Defense experts have long known that the post-9/11, record DoD budget expenditures were not going to be politically sustainable forever and that either a drawdown of combat operations or cancellation of very big, very complicated and supremely expensive weapons platforms or some combination of both would eventually be needed. That eventuality is here and will increase in intensity over the next five years, barring an unexpected economic boom. Spending $60 billion annually on Afghanistan, a nation with a GDP of roughly $ 20 billion, for the next 7 years, is not going to be in the cards. Not at a time of 10 % unemployment, when the Congress will be forced to cut Medicare, education, veteran’s benefits, eliminate COLA’s on Social Security or raise the retirement age and income taxes. Who is going to want to ”own” an ambitious “nation-building” program at election time?

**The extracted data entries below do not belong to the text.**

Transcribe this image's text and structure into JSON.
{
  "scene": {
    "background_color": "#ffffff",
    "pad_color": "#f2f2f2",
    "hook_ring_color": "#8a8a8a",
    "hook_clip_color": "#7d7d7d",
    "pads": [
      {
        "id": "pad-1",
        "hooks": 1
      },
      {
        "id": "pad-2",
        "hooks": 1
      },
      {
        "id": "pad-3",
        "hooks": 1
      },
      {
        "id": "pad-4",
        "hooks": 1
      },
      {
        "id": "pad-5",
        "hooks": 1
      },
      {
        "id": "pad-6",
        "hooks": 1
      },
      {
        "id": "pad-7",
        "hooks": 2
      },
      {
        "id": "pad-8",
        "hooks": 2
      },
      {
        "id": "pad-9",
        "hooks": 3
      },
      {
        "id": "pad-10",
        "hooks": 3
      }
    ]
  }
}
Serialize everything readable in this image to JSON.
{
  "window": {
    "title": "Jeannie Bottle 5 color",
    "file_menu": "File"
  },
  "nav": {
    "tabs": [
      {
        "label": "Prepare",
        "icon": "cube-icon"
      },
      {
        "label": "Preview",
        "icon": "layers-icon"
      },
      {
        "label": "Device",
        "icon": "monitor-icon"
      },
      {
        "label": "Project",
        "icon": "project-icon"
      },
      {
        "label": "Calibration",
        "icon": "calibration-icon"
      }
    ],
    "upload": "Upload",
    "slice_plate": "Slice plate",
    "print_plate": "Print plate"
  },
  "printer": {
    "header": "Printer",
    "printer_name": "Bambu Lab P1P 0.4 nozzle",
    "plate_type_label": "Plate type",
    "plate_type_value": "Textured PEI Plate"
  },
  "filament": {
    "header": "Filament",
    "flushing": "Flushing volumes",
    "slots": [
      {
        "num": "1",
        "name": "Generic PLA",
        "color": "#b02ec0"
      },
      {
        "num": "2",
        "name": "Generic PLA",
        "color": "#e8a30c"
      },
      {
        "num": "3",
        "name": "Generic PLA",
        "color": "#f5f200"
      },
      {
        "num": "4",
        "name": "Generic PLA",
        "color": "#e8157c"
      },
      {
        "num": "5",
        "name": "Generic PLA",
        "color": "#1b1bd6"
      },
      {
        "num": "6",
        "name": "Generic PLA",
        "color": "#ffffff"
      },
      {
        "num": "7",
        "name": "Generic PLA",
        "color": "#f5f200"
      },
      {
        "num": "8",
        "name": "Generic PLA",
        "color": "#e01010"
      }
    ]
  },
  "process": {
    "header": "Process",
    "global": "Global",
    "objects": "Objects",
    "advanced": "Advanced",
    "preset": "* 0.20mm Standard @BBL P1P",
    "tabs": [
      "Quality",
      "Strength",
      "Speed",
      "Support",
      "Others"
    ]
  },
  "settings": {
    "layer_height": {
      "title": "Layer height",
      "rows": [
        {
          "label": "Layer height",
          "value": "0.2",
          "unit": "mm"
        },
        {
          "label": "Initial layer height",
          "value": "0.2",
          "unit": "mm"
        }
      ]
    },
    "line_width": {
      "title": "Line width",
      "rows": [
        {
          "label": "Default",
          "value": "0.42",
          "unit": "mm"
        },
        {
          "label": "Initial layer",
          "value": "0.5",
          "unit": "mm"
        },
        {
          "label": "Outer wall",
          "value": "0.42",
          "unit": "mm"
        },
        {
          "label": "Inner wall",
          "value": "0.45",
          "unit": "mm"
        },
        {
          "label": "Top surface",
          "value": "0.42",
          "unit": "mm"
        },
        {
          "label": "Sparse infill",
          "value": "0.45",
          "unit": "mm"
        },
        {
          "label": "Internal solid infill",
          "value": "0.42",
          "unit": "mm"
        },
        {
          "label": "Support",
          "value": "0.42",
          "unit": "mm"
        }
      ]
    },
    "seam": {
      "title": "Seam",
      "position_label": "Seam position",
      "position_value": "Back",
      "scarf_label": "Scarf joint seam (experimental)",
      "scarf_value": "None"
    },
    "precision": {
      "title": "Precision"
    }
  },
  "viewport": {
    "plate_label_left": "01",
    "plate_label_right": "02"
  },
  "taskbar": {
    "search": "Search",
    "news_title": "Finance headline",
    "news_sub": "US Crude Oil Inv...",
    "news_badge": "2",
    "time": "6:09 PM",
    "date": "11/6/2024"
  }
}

This has always been the problem with COIN as a strategic doctrine; it makes no sense to invest those types of resources for the types of problems that COIN can solve.  I made this point last February when I argued that COIN is an operational doctrine that has a massive Clauswitzian disconnect as it is a means to solve a problem without tying the solution to the politics of the matter:

Using Algeria and Vietnam, the political costs of the COIN strategy were very high; promises of ten to twenty year wars, consumption of the society's productive surplus, the consistent threat of de-pacification, severe social and domestic political instability and legitimacy threats.  These costs could be borne if the theatre of war was critical to the existence and maitenance of a desired social order as these costs were borne in World War Two.  However in both examples, especially in Vietnam, the objective loss function was fairly small as Vietnam was a tertiary interest for the United States. 

COIN today promises the same type of inputs --- ten to twenty year wars, operational costs of one to two points of annual GDP at a time of structural deficits and domestic fiscal crisis --- with the same type of outcomes --- weak, client states in need of continual support in secondary or tertiary areas of interest.

And shockingly the public of democracies don't like COIN nor do they want to spend those resources for minimal real gains in security that operational and tactical successes may or may not generate. 

So if we assume that democracies are not likely to support doctrines, strategies and techniques  that produce long term ongoing costs with minimal prospects of producing desired long term political benefits, the problem in the Clauswitzian perspective is not the grand strategic level, but at the strategic and operational levels where the COIN doctrine is implemented in disregard to the grand strategic appreciation of forces and reality. 

Zen makes a final point that I want you to consider before you go read his entire post:

As good as COIN is though, it is not something akin to magic with which to work policy miracles or to substitute for America not having a cohesive and realistic grand strategy.